Salah satu anggota GAM mengambil kemudi, satunya duduk di depan. Safrida dan Soraya duduk di tengah, diapit dua personel GAM. Ersa, Rahmatsyah, Ferry, dan satu anggota GAM duduk berdesakan di belakang. Mata mereka ditutup dan baru dibuka saat tiba di lokasi tujuan—hamparan sawah yang sangat luas. Kelimanya tak tahu mereka ada di mana. Mereka lalu diinterogasi. Usai diinterogasi, mereka diajak berjalan menelusuri sawah, lalu ke perbukitan dan gunung di ujungnya. Sampai tibalah mereka di satu gubuk. Di gubuk itu, Safrida diinterogasi lagi. GAM curiga ia adalah mata-mata. Safrida adalah istri tentara, begitu juga adiknya, Soraya. Pada Kamis, 3 Juli 2003, Ersa diberi kesempatan untuk bicara dengan rekannya di RCTI. Ia memberitahu bahwa mereka dalam keadaan sehat. Ia juga meminta rekannya menyampaikan kabarnya kepada keluarga di Jakarta.

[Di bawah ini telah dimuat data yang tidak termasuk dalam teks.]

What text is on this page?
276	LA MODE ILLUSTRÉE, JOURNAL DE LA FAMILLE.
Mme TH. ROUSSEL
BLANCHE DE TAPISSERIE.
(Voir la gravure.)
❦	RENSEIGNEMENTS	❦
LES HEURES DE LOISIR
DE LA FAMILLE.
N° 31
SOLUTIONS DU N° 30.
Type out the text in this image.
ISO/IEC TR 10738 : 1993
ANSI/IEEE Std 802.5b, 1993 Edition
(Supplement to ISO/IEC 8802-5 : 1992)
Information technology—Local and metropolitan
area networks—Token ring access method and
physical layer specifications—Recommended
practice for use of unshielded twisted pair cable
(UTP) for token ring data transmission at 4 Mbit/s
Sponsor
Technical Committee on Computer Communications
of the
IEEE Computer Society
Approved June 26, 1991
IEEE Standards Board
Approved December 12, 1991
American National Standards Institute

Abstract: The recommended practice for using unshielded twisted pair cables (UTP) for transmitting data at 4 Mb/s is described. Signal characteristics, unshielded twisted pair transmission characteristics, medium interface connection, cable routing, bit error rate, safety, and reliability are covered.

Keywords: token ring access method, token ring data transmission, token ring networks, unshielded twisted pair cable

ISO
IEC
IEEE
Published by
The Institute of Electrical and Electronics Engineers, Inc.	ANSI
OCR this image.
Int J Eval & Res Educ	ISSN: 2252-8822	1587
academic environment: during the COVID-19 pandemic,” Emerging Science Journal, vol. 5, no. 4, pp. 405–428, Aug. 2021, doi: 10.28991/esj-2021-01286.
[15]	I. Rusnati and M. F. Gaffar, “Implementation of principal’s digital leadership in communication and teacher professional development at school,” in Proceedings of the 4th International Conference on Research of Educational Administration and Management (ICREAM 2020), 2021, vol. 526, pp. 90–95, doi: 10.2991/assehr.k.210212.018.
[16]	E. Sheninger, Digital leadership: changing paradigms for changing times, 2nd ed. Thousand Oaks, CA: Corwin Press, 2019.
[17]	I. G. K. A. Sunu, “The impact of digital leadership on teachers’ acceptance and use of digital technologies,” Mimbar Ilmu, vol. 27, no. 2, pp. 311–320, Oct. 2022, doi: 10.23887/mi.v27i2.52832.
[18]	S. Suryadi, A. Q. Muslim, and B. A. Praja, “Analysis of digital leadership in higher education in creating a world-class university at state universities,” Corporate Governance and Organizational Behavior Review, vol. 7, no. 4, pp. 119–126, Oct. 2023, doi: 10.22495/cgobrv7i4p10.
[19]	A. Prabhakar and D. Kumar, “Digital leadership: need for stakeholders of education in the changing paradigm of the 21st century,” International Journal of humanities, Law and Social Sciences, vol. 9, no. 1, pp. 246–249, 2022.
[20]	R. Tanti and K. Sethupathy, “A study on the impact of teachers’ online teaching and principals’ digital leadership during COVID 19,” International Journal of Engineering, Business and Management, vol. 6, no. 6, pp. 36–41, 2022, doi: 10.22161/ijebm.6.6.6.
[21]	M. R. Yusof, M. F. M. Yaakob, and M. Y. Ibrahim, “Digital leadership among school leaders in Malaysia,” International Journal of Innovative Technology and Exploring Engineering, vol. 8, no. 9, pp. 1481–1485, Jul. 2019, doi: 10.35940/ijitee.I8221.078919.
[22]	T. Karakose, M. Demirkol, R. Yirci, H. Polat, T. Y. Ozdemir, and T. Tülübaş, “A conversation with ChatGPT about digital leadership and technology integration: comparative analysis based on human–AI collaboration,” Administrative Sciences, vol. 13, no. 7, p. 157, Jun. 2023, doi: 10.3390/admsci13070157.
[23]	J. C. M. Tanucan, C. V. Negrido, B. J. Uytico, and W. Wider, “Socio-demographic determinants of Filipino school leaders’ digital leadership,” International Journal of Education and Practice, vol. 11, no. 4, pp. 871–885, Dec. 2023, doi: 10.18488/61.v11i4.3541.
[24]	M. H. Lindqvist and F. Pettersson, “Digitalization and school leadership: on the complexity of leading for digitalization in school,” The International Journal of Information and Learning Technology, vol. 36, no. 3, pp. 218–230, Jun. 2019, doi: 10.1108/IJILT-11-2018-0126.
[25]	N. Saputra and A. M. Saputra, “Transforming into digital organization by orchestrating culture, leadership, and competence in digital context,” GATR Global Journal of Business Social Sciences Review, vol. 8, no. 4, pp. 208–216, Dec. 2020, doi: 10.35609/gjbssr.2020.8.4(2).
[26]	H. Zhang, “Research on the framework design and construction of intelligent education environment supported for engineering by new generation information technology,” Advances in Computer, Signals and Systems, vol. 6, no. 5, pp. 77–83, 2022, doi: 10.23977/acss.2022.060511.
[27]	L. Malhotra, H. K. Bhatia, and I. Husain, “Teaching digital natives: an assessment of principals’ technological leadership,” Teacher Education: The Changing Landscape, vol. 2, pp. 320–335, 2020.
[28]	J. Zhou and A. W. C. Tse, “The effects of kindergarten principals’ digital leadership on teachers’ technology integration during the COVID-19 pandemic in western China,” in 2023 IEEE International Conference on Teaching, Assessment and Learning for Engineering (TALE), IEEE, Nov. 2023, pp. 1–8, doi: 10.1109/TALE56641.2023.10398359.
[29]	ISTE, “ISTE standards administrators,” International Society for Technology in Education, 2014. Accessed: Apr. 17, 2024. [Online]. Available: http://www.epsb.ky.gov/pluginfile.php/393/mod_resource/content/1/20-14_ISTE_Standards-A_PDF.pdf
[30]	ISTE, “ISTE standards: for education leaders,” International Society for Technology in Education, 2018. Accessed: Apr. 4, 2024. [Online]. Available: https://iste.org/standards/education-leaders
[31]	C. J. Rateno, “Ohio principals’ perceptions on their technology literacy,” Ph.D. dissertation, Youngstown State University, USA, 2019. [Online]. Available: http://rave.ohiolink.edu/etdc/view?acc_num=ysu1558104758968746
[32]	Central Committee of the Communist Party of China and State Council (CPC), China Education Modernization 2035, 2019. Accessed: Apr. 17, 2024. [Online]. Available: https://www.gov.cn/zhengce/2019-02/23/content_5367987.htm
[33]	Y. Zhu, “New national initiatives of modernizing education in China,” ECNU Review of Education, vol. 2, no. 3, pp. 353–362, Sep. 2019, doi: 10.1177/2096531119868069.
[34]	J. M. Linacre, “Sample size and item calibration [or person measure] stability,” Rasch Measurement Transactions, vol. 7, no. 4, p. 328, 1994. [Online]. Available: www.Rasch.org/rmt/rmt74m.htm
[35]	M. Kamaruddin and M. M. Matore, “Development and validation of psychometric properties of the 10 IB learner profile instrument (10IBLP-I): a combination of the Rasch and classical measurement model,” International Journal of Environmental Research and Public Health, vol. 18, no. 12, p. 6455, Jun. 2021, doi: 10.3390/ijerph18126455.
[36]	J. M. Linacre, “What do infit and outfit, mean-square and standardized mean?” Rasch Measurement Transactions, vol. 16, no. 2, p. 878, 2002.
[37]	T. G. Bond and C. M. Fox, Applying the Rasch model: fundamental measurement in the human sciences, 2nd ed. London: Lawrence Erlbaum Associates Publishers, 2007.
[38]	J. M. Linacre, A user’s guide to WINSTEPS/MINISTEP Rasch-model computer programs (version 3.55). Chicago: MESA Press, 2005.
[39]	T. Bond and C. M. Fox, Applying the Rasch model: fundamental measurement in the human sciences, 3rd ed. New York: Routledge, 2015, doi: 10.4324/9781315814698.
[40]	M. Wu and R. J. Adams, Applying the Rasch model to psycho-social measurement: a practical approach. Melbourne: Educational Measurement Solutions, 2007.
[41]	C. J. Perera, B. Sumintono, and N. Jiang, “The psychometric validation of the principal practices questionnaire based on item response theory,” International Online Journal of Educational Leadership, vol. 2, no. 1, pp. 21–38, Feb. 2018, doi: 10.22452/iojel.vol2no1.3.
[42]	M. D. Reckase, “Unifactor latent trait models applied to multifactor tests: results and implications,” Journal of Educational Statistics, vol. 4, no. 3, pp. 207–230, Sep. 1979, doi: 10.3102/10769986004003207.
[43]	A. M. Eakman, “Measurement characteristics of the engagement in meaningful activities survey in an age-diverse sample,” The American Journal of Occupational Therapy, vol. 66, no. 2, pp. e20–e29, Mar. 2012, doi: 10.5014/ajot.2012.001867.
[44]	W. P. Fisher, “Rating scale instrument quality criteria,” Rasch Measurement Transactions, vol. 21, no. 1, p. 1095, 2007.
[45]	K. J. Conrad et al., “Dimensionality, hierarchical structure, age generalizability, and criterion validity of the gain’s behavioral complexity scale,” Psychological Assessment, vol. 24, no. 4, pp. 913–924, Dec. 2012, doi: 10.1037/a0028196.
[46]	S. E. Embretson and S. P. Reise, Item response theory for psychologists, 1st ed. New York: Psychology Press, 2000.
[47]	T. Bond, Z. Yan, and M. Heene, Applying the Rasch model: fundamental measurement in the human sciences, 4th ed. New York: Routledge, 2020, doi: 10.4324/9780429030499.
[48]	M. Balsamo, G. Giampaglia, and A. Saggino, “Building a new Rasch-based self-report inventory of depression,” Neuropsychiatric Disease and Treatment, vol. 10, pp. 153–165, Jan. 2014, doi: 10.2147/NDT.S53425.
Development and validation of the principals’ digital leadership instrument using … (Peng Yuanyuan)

Tepat sepekan setelah penculikan, 6 Juli 2003, Ishak menggelar konferensi pers dengan RCTI guna memberitahu publik bahwa Ersa, Ferry, dan tawanan lainnya dalam keadaan sehat dan diperlakukan dengan baik. Mereka dibolehkan bicara apa saja, kecuali satu hal, memberitahu di mana mereka berada. Sampai pertengahan Desember 2003, para tawanan tak kunjung dibebaskan, tetapi mereka juga tidak disakiti atau dibunuh. Ishak kemudian bersedia membebaskan mereka, namun ada syaratnya, yaitu TNI harus menyetujui gencatan senjata selama dua hari di lokasi pembebasan tawanan. Pihak TNI tak setuju, namun mereka meminta para tawanan diletakkan di satu tempat, lalu dijemput. Sementara pihak GAM bersikeras untuk menyerahkan para sandera itu secara langsung.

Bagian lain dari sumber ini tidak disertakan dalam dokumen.